Rape and man’s oppression of women are at the heart of the tale.  That’s not to say it’s particularly pro-feminism, or out on some sort of moral mission, or anything of that sort.  It’s just the catalyst for unleashing all hell.  It’s purposefully controversial and open to challenge on all sorts of levels.  But that’s Shaw all over isn’t it.  He’s not a man who tends to shy away from controversy.  To back off a topic because it may offend.

Of course the novella doesn’t set out to purposefully offend.  Indeed, in this reviewer’s opinion, you’ve got to want to be offend - to actively seek out shit to annoy you - in order to find anything in this particularly grim tale offensive.  But then there’ll always be those that do.  They seem to thrive on declaring their offence.  So no doubt Shaw and Wrath will at some point find they’ve come under such fire.  Although on the other hand you can see the moral strength the author’s underline in the tale.  The support shown for women.  The whole ‘I Spit On You Grave’ (1978) rape-and-revenge stance.  Giving us a chance to enjoy the brutal comeuppance dished out to a bunch of grotesquely misogynistic fuckheads.

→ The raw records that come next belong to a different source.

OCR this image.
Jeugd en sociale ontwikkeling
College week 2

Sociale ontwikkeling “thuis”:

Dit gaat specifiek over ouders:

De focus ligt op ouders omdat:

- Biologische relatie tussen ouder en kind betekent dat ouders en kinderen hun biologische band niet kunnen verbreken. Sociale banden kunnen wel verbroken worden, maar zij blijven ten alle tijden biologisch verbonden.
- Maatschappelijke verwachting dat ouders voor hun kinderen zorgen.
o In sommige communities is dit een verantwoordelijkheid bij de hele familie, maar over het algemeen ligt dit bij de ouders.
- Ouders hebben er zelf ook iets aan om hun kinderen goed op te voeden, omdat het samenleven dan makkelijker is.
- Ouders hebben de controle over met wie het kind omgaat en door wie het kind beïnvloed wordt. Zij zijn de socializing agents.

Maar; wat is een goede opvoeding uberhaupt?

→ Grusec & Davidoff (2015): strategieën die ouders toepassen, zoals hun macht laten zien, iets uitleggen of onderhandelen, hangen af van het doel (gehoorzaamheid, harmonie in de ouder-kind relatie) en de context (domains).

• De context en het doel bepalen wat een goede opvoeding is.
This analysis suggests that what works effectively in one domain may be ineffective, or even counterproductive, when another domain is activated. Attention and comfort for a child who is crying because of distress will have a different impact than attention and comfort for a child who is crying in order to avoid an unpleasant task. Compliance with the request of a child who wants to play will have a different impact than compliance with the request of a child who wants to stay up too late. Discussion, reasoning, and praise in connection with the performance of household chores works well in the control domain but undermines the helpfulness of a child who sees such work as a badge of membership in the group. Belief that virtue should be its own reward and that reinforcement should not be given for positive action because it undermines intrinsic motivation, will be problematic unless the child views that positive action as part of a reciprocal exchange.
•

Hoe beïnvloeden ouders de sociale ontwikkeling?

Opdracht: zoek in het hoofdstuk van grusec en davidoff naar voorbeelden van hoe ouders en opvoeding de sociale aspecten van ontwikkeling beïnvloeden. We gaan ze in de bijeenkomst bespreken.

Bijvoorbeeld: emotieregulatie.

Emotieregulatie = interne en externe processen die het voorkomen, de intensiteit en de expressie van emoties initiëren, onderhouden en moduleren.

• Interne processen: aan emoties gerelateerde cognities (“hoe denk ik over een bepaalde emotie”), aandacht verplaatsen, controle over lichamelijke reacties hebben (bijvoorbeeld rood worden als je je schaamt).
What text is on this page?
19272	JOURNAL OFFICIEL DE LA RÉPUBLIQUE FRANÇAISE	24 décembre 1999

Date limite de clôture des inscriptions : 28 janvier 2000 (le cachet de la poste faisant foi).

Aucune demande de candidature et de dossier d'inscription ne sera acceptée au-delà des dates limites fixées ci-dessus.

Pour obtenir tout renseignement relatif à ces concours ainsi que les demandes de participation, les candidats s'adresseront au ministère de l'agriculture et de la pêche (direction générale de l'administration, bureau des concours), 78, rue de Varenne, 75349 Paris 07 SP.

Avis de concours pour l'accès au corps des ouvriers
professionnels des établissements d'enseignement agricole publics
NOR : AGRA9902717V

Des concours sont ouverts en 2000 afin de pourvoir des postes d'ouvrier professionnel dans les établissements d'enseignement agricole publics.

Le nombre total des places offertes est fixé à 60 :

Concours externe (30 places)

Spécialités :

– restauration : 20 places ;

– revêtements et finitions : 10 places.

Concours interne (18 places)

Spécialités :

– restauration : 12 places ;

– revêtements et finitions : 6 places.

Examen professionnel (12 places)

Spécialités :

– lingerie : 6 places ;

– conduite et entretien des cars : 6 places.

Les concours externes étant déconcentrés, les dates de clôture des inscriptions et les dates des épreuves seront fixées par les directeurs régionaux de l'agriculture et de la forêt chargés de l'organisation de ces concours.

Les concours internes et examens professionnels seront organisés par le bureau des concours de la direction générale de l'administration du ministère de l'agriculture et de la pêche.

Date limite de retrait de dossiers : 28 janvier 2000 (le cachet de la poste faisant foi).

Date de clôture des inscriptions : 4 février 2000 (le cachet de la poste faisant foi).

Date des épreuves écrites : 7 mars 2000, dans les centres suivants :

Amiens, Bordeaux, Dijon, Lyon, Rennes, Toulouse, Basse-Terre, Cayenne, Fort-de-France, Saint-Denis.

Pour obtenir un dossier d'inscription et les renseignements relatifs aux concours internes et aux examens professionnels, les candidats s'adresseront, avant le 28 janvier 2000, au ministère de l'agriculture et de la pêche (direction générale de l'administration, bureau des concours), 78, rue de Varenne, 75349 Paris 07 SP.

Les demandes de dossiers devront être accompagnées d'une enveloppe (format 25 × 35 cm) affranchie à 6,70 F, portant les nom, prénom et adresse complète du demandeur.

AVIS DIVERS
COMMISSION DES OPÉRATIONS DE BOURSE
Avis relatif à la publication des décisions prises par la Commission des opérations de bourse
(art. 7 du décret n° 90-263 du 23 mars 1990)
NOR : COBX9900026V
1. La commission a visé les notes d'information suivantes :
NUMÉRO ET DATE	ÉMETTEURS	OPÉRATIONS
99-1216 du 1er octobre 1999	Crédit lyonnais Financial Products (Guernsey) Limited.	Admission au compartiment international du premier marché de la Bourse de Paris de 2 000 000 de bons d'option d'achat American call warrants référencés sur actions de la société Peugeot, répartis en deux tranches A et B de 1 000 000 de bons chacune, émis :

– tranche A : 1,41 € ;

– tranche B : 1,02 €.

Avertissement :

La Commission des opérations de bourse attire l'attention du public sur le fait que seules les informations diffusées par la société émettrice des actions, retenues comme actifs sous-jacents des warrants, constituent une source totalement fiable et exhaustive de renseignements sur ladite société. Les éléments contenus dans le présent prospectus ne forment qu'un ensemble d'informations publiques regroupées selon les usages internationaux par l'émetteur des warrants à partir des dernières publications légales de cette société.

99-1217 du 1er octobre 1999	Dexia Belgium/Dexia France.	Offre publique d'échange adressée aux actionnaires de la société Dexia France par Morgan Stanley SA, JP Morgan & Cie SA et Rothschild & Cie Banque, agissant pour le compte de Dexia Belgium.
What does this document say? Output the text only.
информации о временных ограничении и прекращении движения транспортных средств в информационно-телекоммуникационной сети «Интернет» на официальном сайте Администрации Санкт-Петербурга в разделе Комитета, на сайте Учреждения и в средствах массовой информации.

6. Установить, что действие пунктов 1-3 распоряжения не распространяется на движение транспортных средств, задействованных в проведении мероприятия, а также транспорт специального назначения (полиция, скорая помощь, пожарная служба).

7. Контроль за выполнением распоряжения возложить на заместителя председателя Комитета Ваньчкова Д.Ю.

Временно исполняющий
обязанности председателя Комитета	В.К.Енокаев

But that’s enough about that…back to the story itself.  In a nutshell what you get with ‘Boys’ Night’ is a novella that throws down an almost unrelenting onslaught of rape and violence.  From the outset we’re exposed to our first slice of this.  The build-up to the assault is short but utterly horrific.  The brutality of it floods your senses.  The mentality of the four rapists, even the one who doesn’t really want to be involved, is so vile it physically sickens.  Throughout the length of the tale Shaw and White change the perspective, leaping from behind the eyes of the victims to the rapists.  But it’s when we’re inside the heads of the rapists, listening to their catcalls, taunts and jeering, exposed to their fucked up delusions which they use to convince themselves their actions aren’t all that atrocious, that’s when it’s the tale becomes the hardest to swallow.  It messes with you good and proper.  Makes you feel uncomfortable in your skin.  As a male you feel repulsed to be of the same sex.  From the same species as these bastards.  Utterly sickening.

So as you’d expect there’s a fuck-tonne of violence against women in the book.  But it’s far from just that.  Shaw and White both know their game well.  They’re writers.  Damn good ones too.  They know how to weave incredibly compelling tales.  As such, ‘Boys’ Night’ incorporates a good, strong and solid storyline behind the brutality.  It’s a storyline that churns away at one hell of a pace.  And greasing the cogs we have a healthy handful of secondary substories woven in; tightening the screws and slicking the churn of vicious brutality.

But of course there’s a twist.  There’s always a twist.  Not everything’s quite as it may first appear.  And oh yes, the twist is a good ‘un.  I for one didn’t see it coming.  When it hit, holy shit did it knock the air out of my lungs.  Properly leaves you sitting there with your jaw gaping open, catching flies in the sudden shock of it.  That my friends is a twist.

All in all what you get with ‘Boys’ Night’ is a read that’ll grab you by your balls and yank you right into the thick of the savagery.  The pacing is fast and furious and as tense as freshmeat anus on D-Wing.  For a relatively short read the novella crams in the violence.  Barely a chapter goes by without it gearing up for another bout of extremity.  But it’s the stuff behind all the brutality that keeps you engrossed.  The characters pull you in.  Their plight and inner-struggle keeps you fully engaged.  There’s a lot at play here.  Emotions are exaggerated to fuck.  Everyone’s on edge.  At the drop of a hat it feels that the whole fucking thing can explode in your face.  And that’s pretty much what forces you to see the book through in one read.  It’s nigh on impossible to find a spot where you can put it down.  Because there’s absolutely no break in the tension.  There’s always something worse just around the corner.  And it keeps you gripped until the bitter end.

The novella runs for a total of 109 pages.